Le nombre de cas d'impunité concerne les journalistes et les groupes de défense des droits. Saadoon dit que le gouvernement irakien et les institutions judiciaires du pays ne prennent aucune mesure de soutien aux journalistes qui ont été victimes de violations.
Les autorités irakiennes ne sont pas seulement accusées d'avoir échoué à traduire en justice les responsables d'assassinats ou de violences contre les journalistes. Elles le sont également d'avoir perpétré elles-mêmes des attaques contre les médias. Le JFO a documenté plusieurs cas d'agents de sécurité agressant des journalistes. Le 2 janvier, la police a dispersé violemment les journalistes qui manifestaient en appui à Afrah Shawqi lorsqu'elle était encore prisonnières de ses ravisseurs. La police a tiré à balles réelles et molesté plusieurs journalistes lors de l'incident. Dans une autre affaire, le 14 février, un policier, dans la ville de Kerbala, a pointé son pistolet contre un journaliste de la télévision NRT, Haidar Hadi, l'insultant, le menaçant de meurtre et l'empêchant d'entrer dans le bâtiment du gouverneur local pour couvrir une visite de l'ambassadeur allemand.
Les autorités gouvernementales concernées “ne remplissent pas leurs fonctions” d'assurer la protection des médias et des libertés, a déclaré Jasim à Global Voices. Il mentionne à titre d'exemple la Commission des communications et des médias, créée en 2003 par ordonnance de l'Autorité provisoire de la Coalition comme une “institution administrative indépendante et sans but lucratif” pour réglementer le secteur des télécommunications et des médias dans le pays conformément à l'article 19 du Pacte international relatif aux droits civils et politiques [fr], qui garantit le droit à la liberté d'expression. La Commission, cependant, est plutôt “très active contre les émissions de télévision”, explique Jasim. En avril 2016, elle a ordonné la suspension de l'émission d’information et de divertissement Albasheer Show sur la chaîne de télévision Alsumaria l'accusant de violer les lignes directrices professionnelles ainsi que pour “son faible niveau linguistique et ses allusions offensantes pour le public.”

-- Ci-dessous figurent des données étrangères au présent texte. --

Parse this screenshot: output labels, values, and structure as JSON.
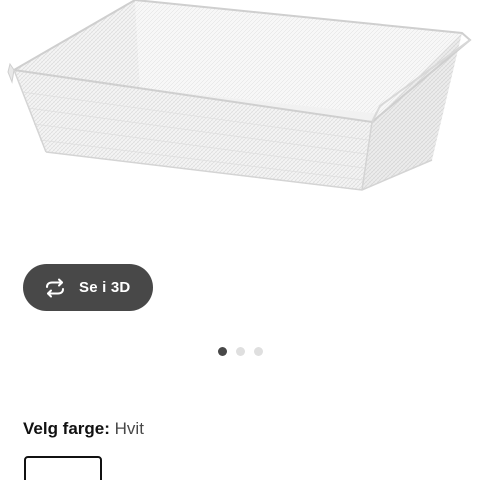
{
  "product": {
    "image_icon": "mesh-basket-white",
    "view_3d_label": "Se i 3D",
    "view_3d_icon": "rotate-3d-icon"
  },
  "carousel": {
    "dot_count": 3,
    "active_index": 0
  },
  "color_selector": {
    "title": "Velg farge:",
    "selected_value": "Hvit",
    "swatches": [
      "Hvit"
    ]
  },
  "colors": {
    "button_bg": "#484848",
    "dot_active": "#484848",
    "dot_inactive": "#dfdfdf"
  }
}
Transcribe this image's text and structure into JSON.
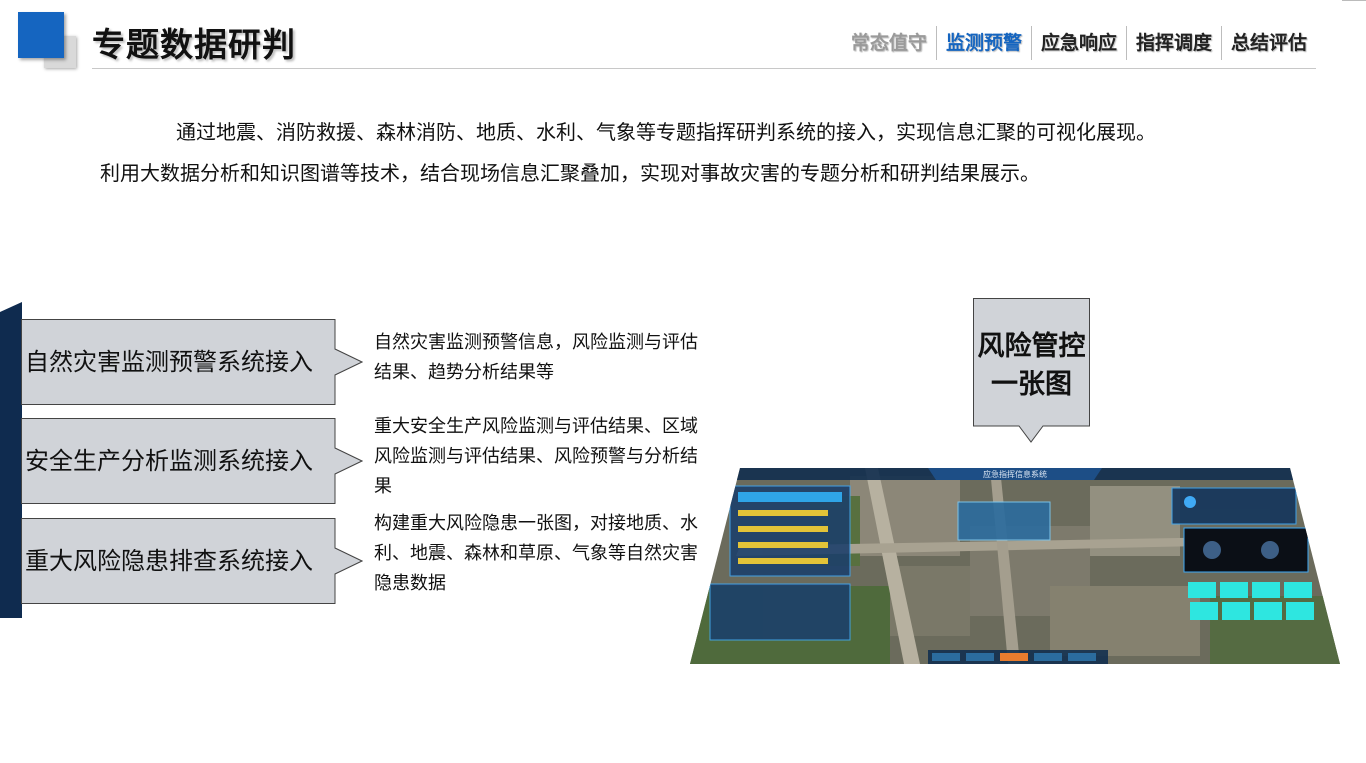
{
  "header": {
    "title": "专题数据研判",
    "tabs": [
      {
        "label": "常态值守",
        "state": "dim"
      },
      {
        "label": "监测预警",
        "state": "active"
      },
      {
        "label": "应急响应",
        "state": "normal"
      },
      {
        "label": "指挥调度",
        "state": "normal"
      },
      {
        "label": "总结评估",
        "state": "normal"
      }
    ]
  },
  "intro": {
    "line1": "通过地震、消防救援、森林消防、地质、水利、气象等专题指挥研判系统的接入，实现信息汇聚的可视化展现。",
    "line2": "利用大数据分析和知识图谱等技术，结合现场信息汇聚叠加，实现对事故灾害的专题分析和研判结果展示。"
  },
  "systems": [
    {
      "label": "自然灾害监测预警系统接入",
      "desc": "自然灾害监测预警信息，风险监测与评估结果、趋势分析结果等"
    },
    {
      "label": "安全生产分析监测系统接入",
      "desc": "重大安全生产风险监测与评估结果、区域风险监测与评估结果、风险预警与分析结果"
    },
    {
      "label": "重大风险隐患排查系统接入",
      "desc": "构建重大风险隐患一张图，对接地质、水利、地震、森林和草原、气象等自然灾害隐患数据"
    }
  ],
  "callout": {
    "line1": "风险管控",
    "line2": "一张图"
  },
  "map": {
    "title": "应急指挥信息系统"
  },
  "colors": {
    "accent": "#1565c0",
    "dark_bar": "#0f2b4f",
    "box_fill": "#d0d3d8",
    "panel_cyan": "#2ee6e0"
  }
}
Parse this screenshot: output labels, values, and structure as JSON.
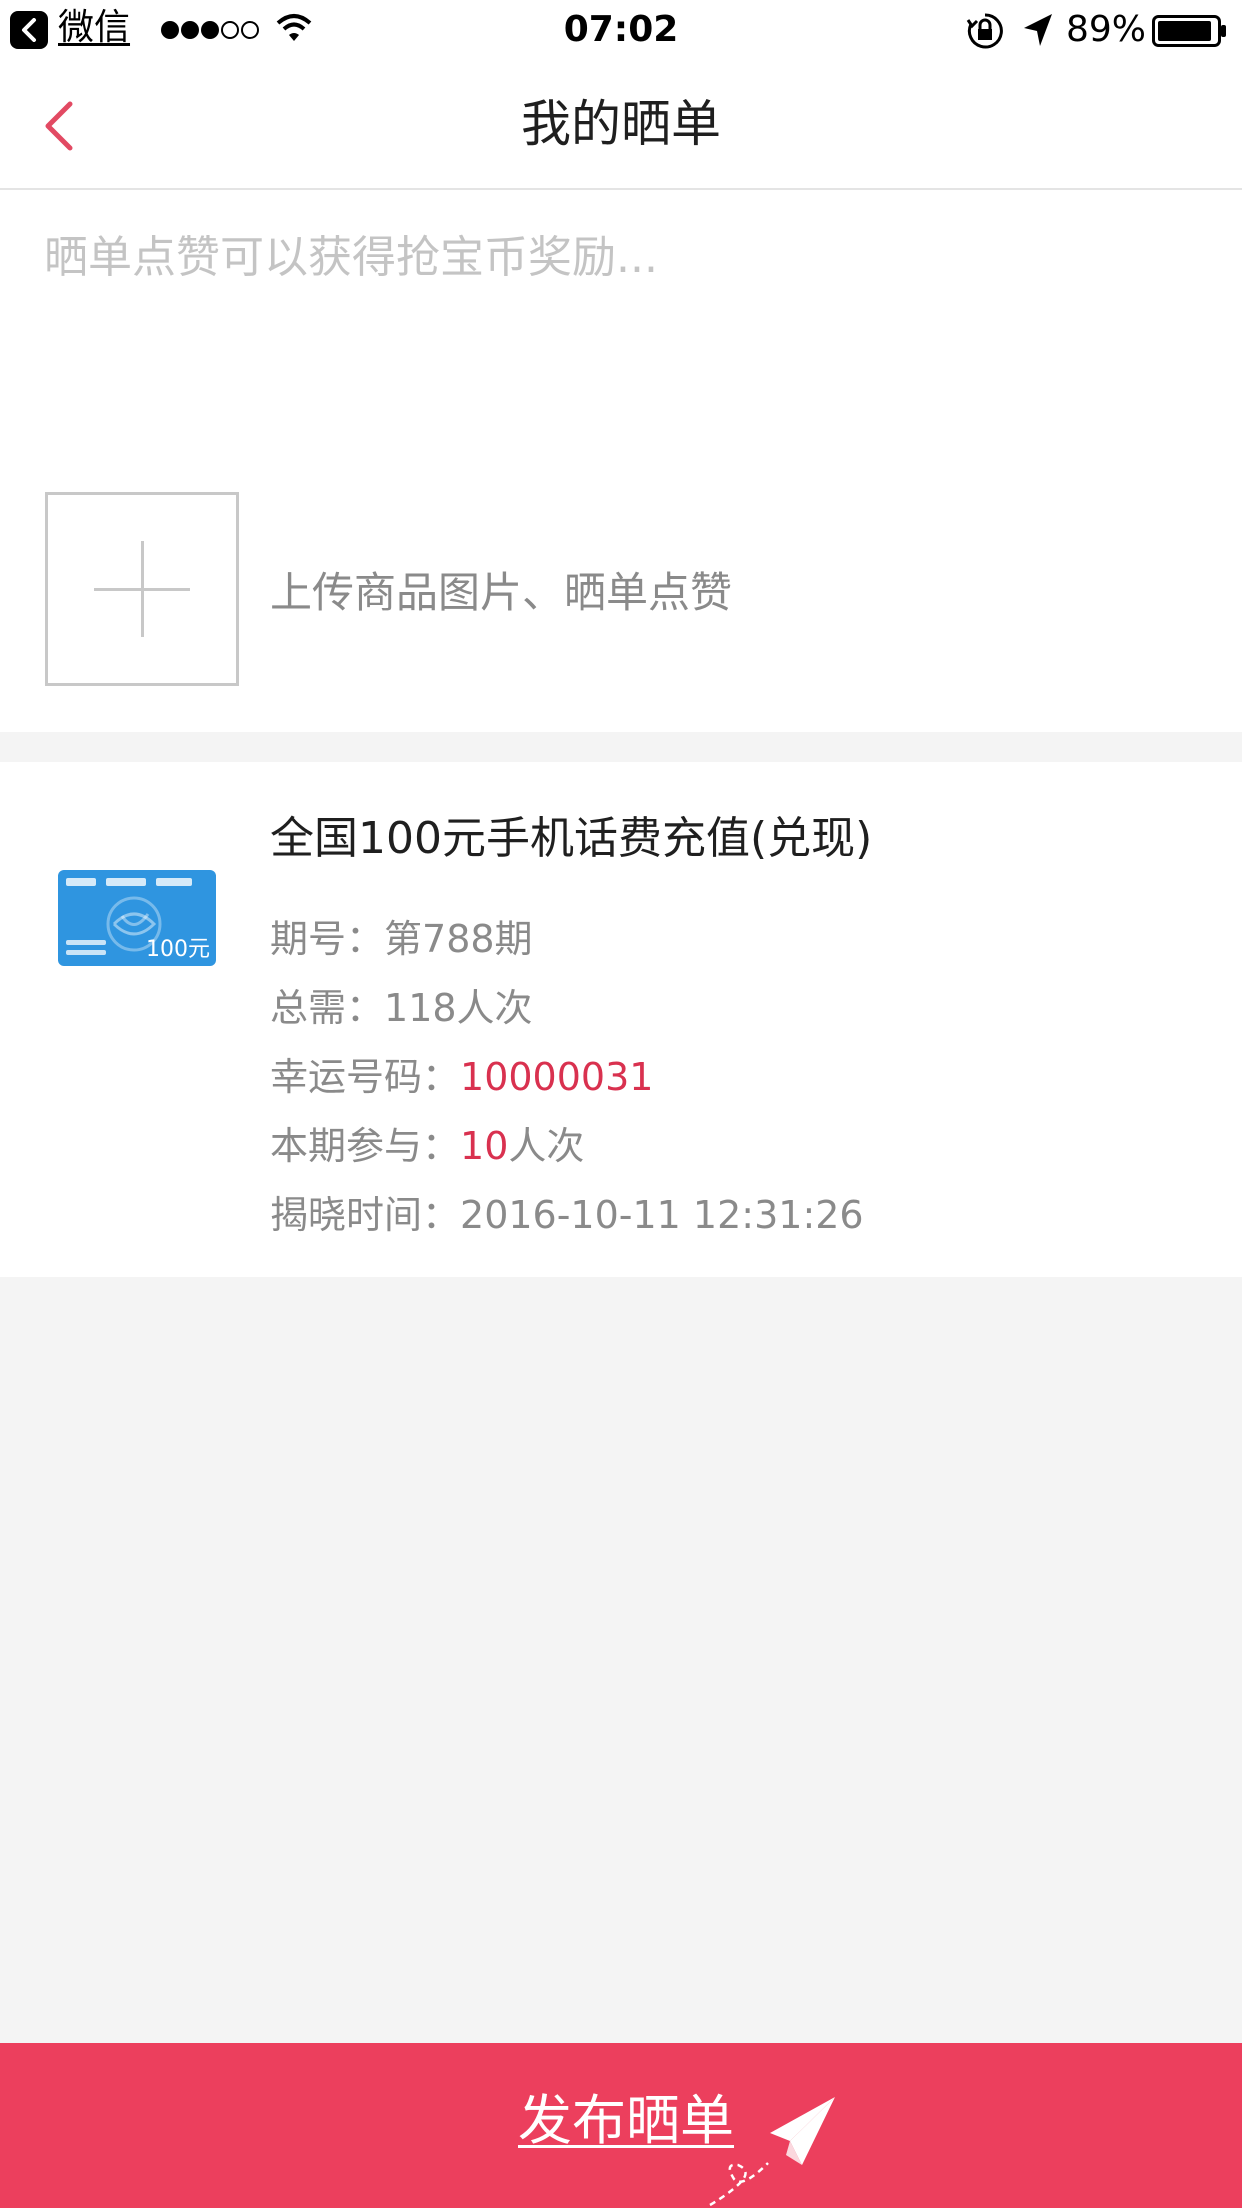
{
  "status_bar": {
    "back_app": "微信",
    "time": "07:02",
    "battery": "89%"
  },
  "nav": {
    "title": "我的晒单"
  },
  "compose": {
    "placeholder": "晒单点赞可以获得抢宝币奖励...",
    "upload_hint": "上传商品图片、晒单点赞"
  },
  "product": {
    "thumbnail_face_value": "100元",
    "title": "全国100元手机话费充值(兑现)",
    "period_label": "期号：",
    "period_value": "第788期",
    "total_label": "总需：",
    "total_value": "118人次",
    "lucky_label": "幸运号码：",
    "lucky_value": "10000031",
    "joined_label": "本期参与：",
    "joined_count": "10",
    "joined_unit": "人次",
    "reveal_label": "揭晓时间：",
    "reveal_value": "2016-10-11 12:31:26"
  },
  "publish": {
    "label": "发布晒单"
  },
  "colors": {
    "accent": "#ec3f5d",
    "highlight": "#d9314f",
    "background": "#f4f4f4"
  },
  "icons": [
    "back-app-icon",
    "signal-icon",
    "wifi-icon",
    "rotation-lock-icon",
    "location-icon",
    "battery-icon",
    "chevron-left-icon",
    "plus-icon",
    "paper-plane-icon"
  ]
}
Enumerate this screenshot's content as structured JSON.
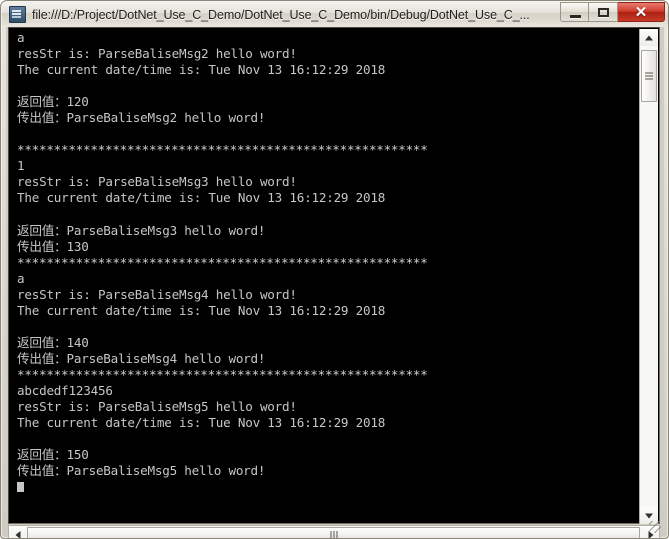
{
  "window": {
    "title": "file:///D:/Project/DotNet_Use_C_Demo/DotNet_Use_C_Demo/bin/Debug/DotNet_Use_C_...",
    "icon": "console-app-icon",
    "caption_buttons": {
      "minimize_label": "Minimize",
      "maximize_label": "Maximize",
      "close_label": "✕"
    },
    "colors": {
      "titlebar_text": "#21201d",
      "close_button": "#cf3b2b",
      "console_background": "#000000",
      "console_text": "#c6c6c6",
      "frame": "#cfccc3"
    }
  },
  "console": {
    "lines": [
      "a",
      "resStr is: ParseBaliseMsg2 hello word!",
      "The current date/time is: Tue Nov 13 16:12:29 2018",
      "",
      "返回值：120",
      "传出值：ParseBaliseMsg2 hello word!",
      "",
      "********************************************************",
      "1",
      "resStr is: ParseBaliseMsg3 hello word!",
      "The current date/time is: Tue Nov 13 16:12:29 2018",
      "",
      "返回值：ParseBaliseMsg3 hello word!",
      "传出值：130",
      "********************************************************",
      "a",
      "resStr is: ParseBaliseMsg4 hello word!",
      "The current date/time is: Tue Nov 13 16:12:29 2018",
      "",
      "返回值：140",
      "传出值：ParseBaliseMsg4 hello word!",
      "********************************************************",
      "abcdedf123456",
      "resStr is: ParseBaliseMsg5 hello word!",
      "The current date/time is: Tue Nov 13 16:12:29 2018",
      "",
      "返回值：150",
      "传出值：ParseBaliseMsg5 hello word!"
    ],
    "separator_line": "********************************************************",
    "cursor_visible": true
  },
  "scrollbars": {
    "vertical": {
      "up_arrow": "scroll-up-arrow",
      "down_arrow": "scroll-down-arrow",
      "thumb_top_pct": 4,
      "thumb_height_pct": 11
    },
    "horizontal": {
      "left_arrow": "scroll-left-arrow",
      "right_arrow": "scroll-right-arrow",
      "thumb_left_pct": 3,
      "thumb_width_pct": 94
    }
  }
}
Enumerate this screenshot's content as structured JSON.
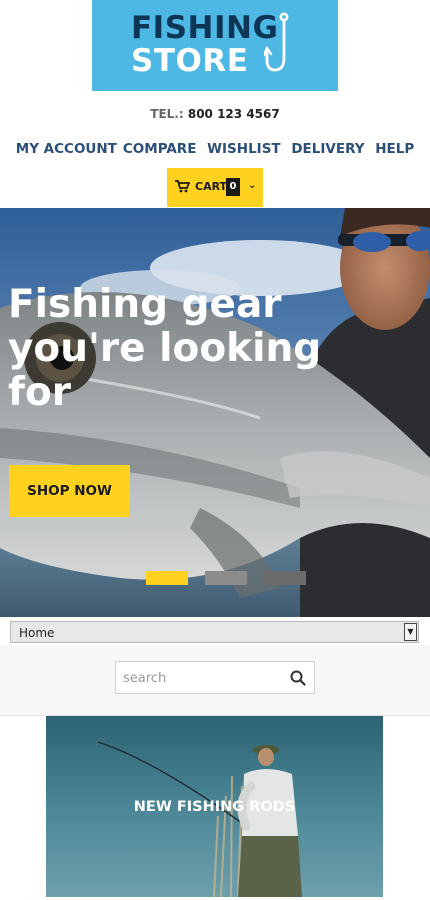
{
  "logo": {
    "line1": "FISHING",
    "line2": "STORE"
  },
  "contact": {
    "label": "TEL.:",
    "phone": "800 123 4567"
  },
  "nav": {
    "items": [
      "MY ACCOUNT",
      "COMPARE",
      "WISHLIST",
      "DELIVERY",
      "HELP"
    ]
  },
  "cart": {
    "label": "CART",
    "count": "0"
  },
  "hero": {
    "title": "Fishing gear you're looking for",
    "button": "SHOP NOW",
    "slides_total": 3,
    "active_slide": 1
  },
  "category_select": {
    "value": "Home"
  },
  "search": {
    "placeholder": "search"
  },
  "promo": {
    "title": "NEW FISHING RODS"
  },
  "colors": {
    "logo_bg": "#4db8e4",
    "accent": "#ffd11f",
    "nav_text": "#2b4f76",
    "dark": "#0d3656"
  }
}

Au cours de ces derniers jours, les forces irakiennes ont fait des progrès [fr] pour reprendre le contrôle de Mossoul, dernier bastion de l'EI dans le pays. Si elles réussissaient à chasser l'EI de l'Irak, les journalistes pourront respirer. Mais les pressions et les menaces auxquelles ils sont confrontés ne se termineront pas pour autant. En outre, ils continueront à être exposés à des violations commises par des milices armées qui ne tolèrent pas les critiques ou les rapports indépendants sur la violence. D'autre part, ils devront faire face aux abus commis par les agents de sécurité et l'inaction du gouvernement pour traduire en justice les responsables de violations des libertés des médias et de la presse.